Acreditam que existe uma elite que opera na sombra para substituir etnicamente a população portuguesa através da imigração e querem mobilizar-se durante as eleições. As táticas e a comunicação não são novas, mas a manifestação “Contra a Islamização da Europa” na zona da Mouraria, em Lisboa, organizada pelo grupo 1143 do neonazi Mário Machado, é vista pela polícia portuguesa como “um elevado risco”. Para os especialistas, há dúvidas quanto à capacidade de mobilização destes grupos, uma vez que o aparecimento do Chega funcionou como “uma espécie eucalipto político para toda a ala nacionalista”, mas defendem que é preciso atuar antes que um "pequeno foco de incêndio se alastre".

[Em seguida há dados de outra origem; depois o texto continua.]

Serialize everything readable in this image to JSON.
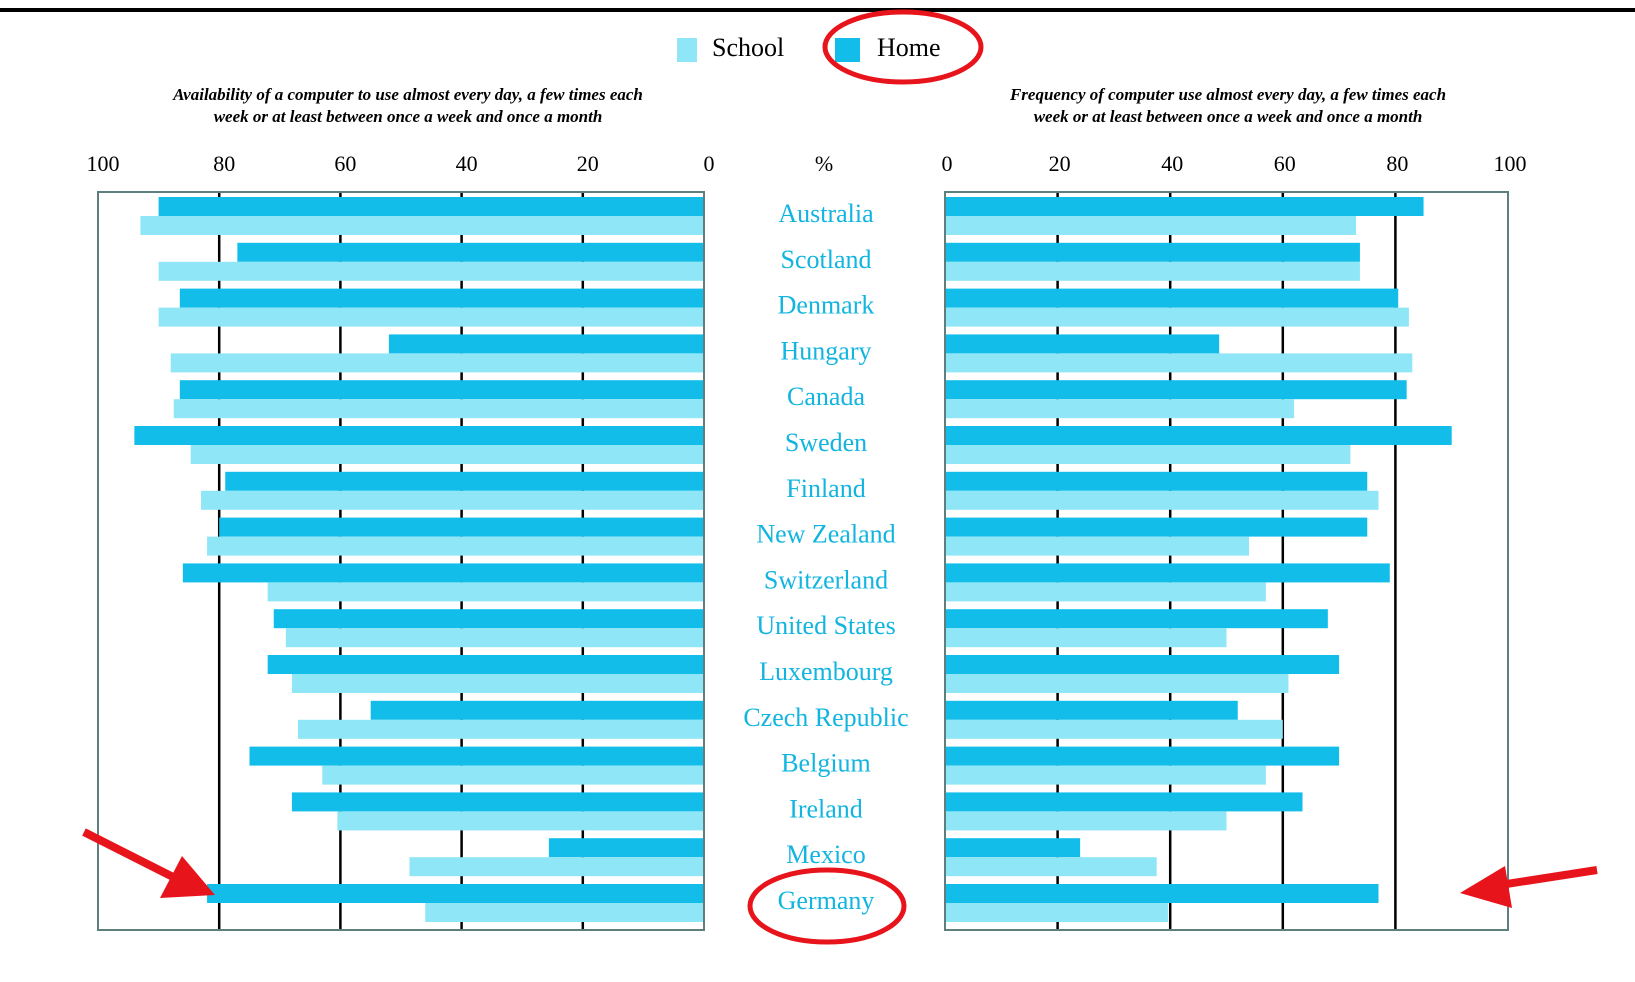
{
  "chart_data": [
    {
      "type": "bar",
      "orientation": "horizontal",
      "subtitle": [
        "Availability of a computer to use almost every day, a few times each",
        "week or at least between once a week and once a month"
      ],
      "unit": "%",
      "categories": [
        "Australia",
        "Scotland",
        "Denmark",
        "Hungary",
        "Canada",
        "Sweden",
        "Finland",
        "New Zealand",
        "Switzerland",
        "United States",
        "Luxembourg",
        "Czech Republic",
        "Belgium",
        "Ireland",
        "Mexico",
        "Germany"
      ],
      "xlim": [
        100,
        0
      ],
      "xticks": [
        100,
        80,
        60,
        40,
        20,
        0
      ],
      "grid": true,
      "series": [
        {
          "name": "Home",
          "color": "#12bde9",
          "values": [
            90,
            77,
            86.5,
            52,
            86.5,
            94,
            79,
            80,
            86,
            71,
            72,
            55,
            75,
            68,
            25.6,
            82
          ]
        },
        {
          "name": "School",
          "color": "#8ee6f7",
          "values": [
            93,
            90,
            90,
            88,
            87.5,
            84.7,
            83,
            82,
            72,
            69,
            68,
            67,
            63,
            60.5,
            48.6,
            46
          ]
        }
      ]
    },
    {
      "type": "bar",
      "orientation": "horizontal",
      "subtitle": [
        "Frequency of computer use almost every day, a few times each",
        "week or at least between once a week and once a month"
      ],
      "xlim": [
        0,
        100
      ],
      "xticks": [
        0,
        20,
        40,
        60,
        80,
        100
      ],
      "grid": true,
      "series": [
        {
          "color": "#12bde9",
          "values": [
            85,
            73.7,
            80.5,
            48.7,
            82,
            90,
            75,
            75,
            79,
            68,
            70,
            52,
            70,
            63.5,
            24,
            77
          ]
        },
        {
          "color": "#8ee6f7",
          "values": [
            73,
            73.7,
            82.4,
            83,
            62,
            72,
            77,
            54,
            57,
            50,
            61,
            60,
            57,
            50,
            37.6,
            39.6
          ]
        }
      ]
    }
  ]
}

“Ao contrário do que aconteceu no princípio do século, o grupo 1143, liderado por Mário Machado, não está a demonstrar ter a capacidade de se ligar com outros movimentos. Apesar de chegarem a muitas pessoas nas redes sociais, tirando o que aconteceu em 2005, dificilmente estes grupos conseguem mobilizar mais de 100 pessoas”, explica Riccardo Marchi, especialista em movimentos de extrema-direita.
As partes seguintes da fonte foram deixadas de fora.